Mais n’en déplaise à ceux qui ne reconnaissent que quelques artistes phares, le clown met en jeu des pratiquants de tous âges et de toutes conditions. De la même façon, la pratique du clown ne se réduit pas au seul créneau du spectacle, même si la création reste un moteur essentiel du développement de l’art du clown. D’autres modalités se sont affirmées avec pertinence, que ce soit dans l’intervention sociale2 ou dans la formation. Les rubriques de nos sommaires en sont une vivante illustration.
S’intéresser au statut social des pratiquants du jeu de clown - amateur / professionnel – est en fait une invitation à dépasser ce clivage formel.

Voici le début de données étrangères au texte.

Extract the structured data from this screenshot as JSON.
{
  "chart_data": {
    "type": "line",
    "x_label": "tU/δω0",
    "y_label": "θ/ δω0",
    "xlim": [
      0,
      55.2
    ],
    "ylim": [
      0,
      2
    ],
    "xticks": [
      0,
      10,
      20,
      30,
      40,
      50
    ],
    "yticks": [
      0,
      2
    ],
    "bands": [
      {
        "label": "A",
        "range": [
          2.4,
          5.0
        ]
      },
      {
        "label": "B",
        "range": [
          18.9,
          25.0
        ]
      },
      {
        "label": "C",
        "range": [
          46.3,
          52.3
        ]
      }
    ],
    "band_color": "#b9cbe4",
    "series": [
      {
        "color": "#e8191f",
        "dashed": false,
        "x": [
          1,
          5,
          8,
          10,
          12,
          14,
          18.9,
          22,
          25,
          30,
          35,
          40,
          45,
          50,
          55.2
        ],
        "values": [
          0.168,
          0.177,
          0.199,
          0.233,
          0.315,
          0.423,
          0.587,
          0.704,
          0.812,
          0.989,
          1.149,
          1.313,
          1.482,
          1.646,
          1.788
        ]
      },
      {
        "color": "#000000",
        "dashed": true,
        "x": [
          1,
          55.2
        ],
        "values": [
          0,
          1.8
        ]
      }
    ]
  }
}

Resurgit alors la question de fond : qu’est-ce qu’être clown ? La formule "Je suis clown" n’échappe pas à l’ambiguïté : est-ce à dire que j’ai un statut social de clown (plus ou moins confirmé professionnellement) ou bien que je travaille sur mon être clown ? En avoir ou en être ? Reportez-vous au délicieux questionnement d’une psychanalyste qui ouvre ce dossier et aux riches échanges des différents "formateurs" qui suivent.

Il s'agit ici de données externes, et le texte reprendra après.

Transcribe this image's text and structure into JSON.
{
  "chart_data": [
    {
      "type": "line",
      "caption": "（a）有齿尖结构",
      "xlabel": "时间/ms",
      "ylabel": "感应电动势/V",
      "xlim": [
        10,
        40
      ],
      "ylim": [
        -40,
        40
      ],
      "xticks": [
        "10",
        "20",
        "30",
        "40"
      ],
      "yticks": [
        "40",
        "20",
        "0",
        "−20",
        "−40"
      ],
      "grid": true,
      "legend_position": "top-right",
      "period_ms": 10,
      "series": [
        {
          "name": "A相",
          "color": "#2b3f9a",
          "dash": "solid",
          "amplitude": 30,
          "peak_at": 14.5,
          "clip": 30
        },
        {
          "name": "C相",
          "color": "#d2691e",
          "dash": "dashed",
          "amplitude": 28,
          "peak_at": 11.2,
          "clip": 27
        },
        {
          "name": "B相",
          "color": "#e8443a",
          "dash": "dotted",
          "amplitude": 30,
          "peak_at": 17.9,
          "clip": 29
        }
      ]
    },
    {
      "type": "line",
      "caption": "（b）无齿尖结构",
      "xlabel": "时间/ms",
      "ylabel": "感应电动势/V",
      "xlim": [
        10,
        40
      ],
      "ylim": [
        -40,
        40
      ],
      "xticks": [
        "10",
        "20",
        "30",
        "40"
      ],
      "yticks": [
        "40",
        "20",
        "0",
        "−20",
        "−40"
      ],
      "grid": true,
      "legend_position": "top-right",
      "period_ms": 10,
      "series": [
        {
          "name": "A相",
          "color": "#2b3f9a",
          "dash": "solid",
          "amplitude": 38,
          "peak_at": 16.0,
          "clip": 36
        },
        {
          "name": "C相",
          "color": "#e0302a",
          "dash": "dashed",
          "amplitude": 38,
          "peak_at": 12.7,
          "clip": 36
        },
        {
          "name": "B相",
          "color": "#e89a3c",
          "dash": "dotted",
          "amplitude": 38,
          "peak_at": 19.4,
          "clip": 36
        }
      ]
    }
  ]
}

Les "acteurs" présents dans ce numéro, témoignent avant tout d’un parcours personnel qui les a amenés à rencontrer le travail du clown et, pour la plupart, à s’affirmer comme clown. Vous découvrirez leurs cheminements singuliers car il n’existe pas de cursus type ni de pratique certifiée. Ils apportent aussi leurs points de vue sur ce qui fait la différence entre amateur et professionnel. En même temps, ils éclairent les enjeux des pratiques de clown, ce qu’elles exigent de l’acteur et le sens qu’elles prennent dans le contexte de crise actuel. On y entend une forte aspiration au plaisir du jeu et au travail de création, à la rencontre et à la révolte.
En évitant les pièges de "l’élitisme" ou de "la massification", notre pari est bien de promouvoir "l’atout clown" qui introduit du jeu dans le rapport à soi, au public, au social et à l’imaginaire collectif. Cultivons la valeur de cette carte, qu’elle sorte par son côté amateur ou par son côté professionnel, et jouons son registre imprévisible, joyeux et profond sur les multiples terrains de la création, de l’intervention sociale et de la formation.